Simple examples of 1st-party data that you may already have include newsletter subscription lists, contact form submissions, product registrations, CRM records, and other international databases that store information about your customers.
Ad Age describes it well in a bit more detail:
“First-party data is information collected directly and stored by website publishers, retailers and other types of companies about their site visitors or customers.” –Ad Age
With 1st party data there’s no intermediary between the source and audience. 1st-party can often include customer names, addresses, phone numbers, analytics data, product purchases and product usage. This data is often collected and stored in CRM systems, email newsletters, and other customer subscriptions and memberships.
1st-party Networks
2nd Party Data
2nd-party data is data that users didn’t give you directly, instead you’re obtaining from a direct relationship with a 1st-party data owner.

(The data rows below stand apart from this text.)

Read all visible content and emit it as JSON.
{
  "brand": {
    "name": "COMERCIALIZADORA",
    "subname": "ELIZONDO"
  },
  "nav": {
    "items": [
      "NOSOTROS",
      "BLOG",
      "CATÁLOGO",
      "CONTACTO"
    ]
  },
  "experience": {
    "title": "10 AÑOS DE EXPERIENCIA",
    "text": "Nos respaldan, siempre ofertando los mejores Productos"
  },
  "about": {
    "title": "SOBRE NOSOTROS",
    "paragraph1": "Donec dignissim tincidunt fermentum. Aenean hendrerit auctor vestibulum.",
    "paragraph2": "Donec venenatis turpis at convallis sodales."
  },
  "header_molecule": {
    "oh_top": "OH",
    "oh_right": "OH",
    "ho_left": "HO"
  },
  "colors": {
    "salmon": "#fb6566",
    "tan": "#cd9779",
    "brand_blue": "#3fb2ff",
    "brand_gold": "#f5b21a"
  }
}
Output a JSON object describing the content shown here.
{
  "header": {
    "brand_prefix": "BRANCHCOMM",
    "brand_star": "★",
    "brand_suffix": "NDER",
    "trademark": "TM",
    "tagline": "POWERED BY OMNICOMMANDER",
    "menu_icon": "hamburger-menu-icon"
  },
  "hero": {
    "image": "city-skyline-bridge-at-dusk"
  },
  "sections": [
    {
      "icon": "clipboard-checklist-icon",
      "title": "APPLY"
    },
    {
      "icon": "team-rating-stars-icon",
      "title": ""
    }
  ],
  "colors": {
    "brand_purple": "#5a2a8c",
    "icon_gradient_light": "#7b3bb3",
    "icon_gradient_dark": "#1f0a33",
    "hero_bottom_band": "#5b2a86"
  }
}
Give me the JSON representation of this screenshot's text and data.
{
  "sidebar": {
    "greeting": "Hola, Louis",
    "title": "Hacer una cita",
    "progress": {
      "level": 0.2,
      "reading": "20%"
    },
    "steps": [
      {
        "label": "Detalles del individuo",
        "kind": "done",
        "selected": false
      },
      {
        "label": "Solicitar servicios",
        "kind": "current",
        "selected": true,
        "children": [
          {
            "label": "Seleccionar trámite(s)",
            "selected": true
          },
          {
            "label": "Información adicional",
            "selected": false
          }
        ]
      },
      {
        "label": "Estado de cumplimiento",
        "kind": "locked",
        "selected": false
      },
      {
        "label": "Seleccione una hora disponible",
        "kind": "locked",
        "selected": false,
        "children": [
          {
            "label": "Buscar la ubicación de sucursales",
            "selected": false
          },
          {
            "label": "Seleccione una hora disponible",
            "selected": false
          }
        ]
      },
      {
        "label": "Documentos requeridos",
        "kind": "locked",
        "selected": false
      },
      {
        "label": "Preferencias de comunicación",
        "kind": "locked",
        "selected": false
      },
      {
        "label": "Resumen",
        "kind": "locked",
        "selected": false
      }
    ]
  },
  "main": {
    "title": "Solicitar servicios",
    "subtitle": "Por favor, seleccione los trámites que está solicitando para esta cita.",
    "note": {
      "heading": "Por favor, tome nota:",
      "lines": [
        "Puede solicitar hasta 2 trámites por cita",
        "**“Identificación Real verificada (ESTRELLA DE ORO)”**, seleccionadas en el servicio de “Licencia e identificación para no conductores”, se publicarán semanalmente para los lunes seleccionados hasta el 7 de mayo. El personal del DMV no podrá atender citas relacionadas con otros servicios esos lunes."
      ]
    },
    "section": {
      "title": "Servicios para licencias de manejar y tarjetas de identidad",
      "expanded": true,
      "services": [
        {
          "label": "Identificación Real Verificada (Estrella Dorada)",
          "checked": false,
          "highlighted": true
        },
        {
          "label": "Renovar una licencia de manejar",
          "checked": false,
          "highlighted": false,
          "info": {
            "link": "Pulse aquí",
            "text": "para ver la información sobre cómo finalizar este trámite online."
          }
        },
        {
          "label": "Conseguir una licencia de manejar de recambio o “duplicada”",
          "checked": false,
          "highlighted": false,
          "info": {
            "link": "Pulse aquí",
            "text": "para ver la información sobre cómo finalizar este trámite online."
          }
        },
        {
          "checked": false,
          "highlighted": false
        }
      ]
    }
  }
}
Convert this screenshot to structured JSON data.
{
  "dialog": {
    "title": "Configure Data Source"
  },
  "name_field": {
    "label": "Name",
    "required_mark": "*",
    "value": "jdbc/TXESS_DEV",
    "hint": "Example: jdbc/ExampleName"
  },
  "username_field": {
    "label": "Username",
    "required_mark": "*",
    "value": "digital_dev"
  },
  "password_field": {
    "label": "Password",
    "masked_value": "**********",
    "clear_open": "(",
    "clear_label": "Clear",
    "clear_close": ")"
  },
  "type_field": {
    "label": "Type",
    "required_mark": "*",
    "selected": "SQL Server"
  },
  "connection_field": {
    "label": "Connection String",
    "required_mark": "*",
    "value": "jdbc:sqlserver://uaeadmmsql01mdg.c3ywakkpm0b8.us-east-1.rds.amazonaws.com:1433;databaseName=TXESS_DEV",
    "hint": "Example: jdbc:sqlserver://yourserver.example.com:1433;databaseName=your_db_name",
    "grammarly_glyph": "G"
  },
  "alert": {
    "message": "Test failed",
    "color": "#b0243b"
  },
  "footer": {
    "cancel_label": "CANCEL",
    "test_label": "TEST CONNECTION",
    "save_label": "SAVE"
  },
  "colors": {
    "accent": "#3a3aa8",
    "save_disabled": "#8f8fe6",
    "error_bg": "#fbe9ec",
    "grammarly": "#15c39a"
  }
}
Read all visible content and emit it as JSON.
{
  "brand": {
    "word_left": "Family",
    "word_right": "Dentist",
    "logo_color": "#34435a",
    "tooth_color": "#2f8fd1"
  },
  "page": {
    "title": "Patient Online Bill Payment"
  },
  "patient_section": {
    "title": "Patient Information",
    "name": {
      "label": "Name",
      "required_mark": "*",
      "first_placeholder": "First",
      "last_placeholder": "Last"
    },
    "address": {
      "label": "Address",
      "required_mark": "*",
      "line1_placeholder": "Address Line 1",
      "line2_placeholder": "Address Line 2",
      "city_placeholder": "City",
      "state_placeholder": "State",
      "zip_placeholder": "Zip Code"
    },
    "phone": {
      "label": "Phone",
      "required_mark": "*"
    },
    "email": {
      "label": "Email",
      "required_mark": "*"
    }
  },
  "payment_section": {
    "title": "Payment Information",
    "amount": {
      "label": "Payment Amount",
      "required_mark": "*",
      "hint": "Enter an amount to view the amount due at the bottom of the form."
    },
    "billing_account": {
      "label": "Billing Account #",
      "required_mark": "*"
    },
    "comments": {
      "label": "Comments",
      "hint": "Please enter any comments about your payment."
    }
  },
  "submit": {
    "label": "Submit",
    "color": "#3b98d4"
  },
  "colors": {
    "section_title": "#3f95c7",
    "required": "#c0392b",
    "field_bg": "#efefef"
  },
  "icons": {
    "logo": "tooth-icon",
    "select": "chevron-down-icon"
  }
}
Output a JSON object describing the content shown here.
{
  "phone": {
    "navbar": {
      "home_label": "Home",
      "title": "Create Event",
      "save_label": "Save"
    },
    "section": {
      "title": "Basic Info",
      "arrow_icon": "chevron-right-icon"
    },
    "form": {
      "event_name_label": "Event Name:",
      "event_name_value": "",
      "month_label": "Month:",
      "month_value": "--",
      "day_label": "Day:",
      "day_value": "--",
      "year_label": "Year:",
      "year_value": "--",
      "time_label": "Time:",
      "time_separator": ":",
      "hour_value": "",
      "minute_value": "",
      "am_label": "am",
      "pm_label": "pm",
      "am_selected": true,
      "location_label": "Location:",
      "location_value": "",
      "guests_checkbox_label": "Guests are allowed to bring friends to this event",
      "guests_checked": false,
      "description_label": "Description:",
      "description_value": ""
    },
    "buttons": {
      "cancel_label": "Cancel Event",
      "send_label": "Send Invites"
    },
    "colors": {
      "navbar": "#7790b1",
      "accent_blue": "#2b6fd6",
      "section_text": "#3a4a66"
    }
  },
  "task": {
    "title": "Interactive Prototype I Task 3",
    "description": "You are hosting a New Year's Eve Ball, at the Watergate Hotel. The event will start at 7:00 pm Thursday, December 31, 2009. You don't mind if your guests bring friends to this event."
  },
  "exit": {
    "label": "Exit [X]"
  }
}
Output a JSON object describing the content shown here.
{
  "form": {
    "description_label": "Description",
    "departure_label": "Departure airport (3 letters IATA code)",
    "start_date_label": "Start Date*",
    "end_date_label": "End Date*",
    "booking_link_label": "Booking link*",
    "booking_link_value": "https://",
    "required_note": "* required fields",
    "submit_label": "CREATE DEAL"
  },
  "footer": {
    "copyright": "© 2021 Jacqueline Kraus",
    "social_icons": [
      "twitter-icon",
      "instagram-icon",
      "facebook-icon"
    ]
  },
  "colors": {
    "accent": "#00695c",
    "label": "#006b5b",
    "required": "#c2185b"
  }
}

Next is line is secondary-party data. 2nd-party data is data consolidated and aggregated from external sources. 2nd-party data is also provided by multiple sources. Data management platform’s (DMP’s) use second-party data to generate broad segments that pull in information from many different anonymous data sources. Working with 2nd-party data often involves working with a trusted and relevant external source of first-party data that is not your own.
3rd Party Data
3rd-party data is data about users that you’ve obtaining from unknown or partially defined external sources.
3rd-party data is similar to 2nd-party data: it is consolidated and aggregated from multiple external sources and is provided by numerous providers. The primary difference is that third-party data is often highly scalable, but lacks transparency. Without a full understanding of where the data was sourced from, it’s harder to determine the accuracy. For this reason third-party data sources may often have a higher margin for error.